AB'nin Genişlemeden Sorumlu Komiseri Günter Verheugen, Alman Die Zeit ve Zaman gazetesinde yayımlanan görüşlerinde, Türkiye'nin gerek Avrupa, gerekse bütün batı için vazgeçilmez bir ülke olduğunun altını çizdi. AKP hükümeti iş başına geldikten sonra Türkiye'nin reformları AB için değil, gerçekten kendisi istediği için yaptığını belirterek bunları Atatürk devrimlerine benzetti. İşte Verheugen'in yazısından çarpıcı bölümler: İstikrarlı ve güvenilir bir Türkiye'de Avrupa'nın çok büyük çıkarları var. Türkiye'nin Avrupa karşıtı bir köktendinci İslam ülkesi haline gelmesi tüm Avrupa'nın güvenlik ve istikrarını sarsar...

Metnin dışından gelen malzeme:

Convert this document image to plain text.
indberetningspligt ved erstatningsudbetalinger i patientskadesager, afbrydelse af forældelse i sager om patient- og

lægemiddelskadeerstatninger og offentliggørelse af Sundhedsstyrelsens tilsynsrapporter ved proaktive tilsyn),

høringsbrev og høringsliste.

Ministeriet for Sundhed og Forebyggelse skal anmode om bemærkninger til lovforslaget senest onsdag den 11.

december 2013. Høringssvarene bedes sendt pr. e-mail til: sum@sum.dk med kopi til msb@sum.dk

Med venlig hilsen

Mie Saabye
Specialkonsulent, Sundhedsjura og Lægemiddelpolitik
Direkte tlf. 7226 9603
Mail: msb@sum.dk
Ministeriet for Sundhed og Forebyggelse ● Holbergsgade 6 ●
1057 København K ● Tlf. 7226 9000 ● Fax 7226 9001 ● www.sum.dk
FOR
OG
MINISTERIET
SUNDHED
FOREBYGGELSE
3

"SÖZÜMÜZÜ TUTMADIK" Türkiye'nin, AB ile bütünleşme sürecinin sürekli devam ettiğini belirten Verheugen, "Türkler bu hedef için, ama sadece bu hedef için daha birkaç yıl öncesine kadar hiç kimsenin gerçekleşme şansı tanımadığı reformları kabul etmeye hazır bir durumda. Türkiye'nin AB'ye yakınlaştırılması Türk tarafında hayal kırıklığıyla biten umutların, bizim tarafımızda ise tutulmayan vaatlerin uzun bir tarihidir" dedi. Verheugen, zina tartışmalarının bunun bir göstergesi olduğunu da "Tuhaf zina krizi de göstermiştir ki çelişkili zamanlarda modern ve Avrupalı Türkiye, varlığını hala korumakta olan gelenekselci ve tepkisel Türkiye'den daha güçlüdür" sözleriyle anlattı.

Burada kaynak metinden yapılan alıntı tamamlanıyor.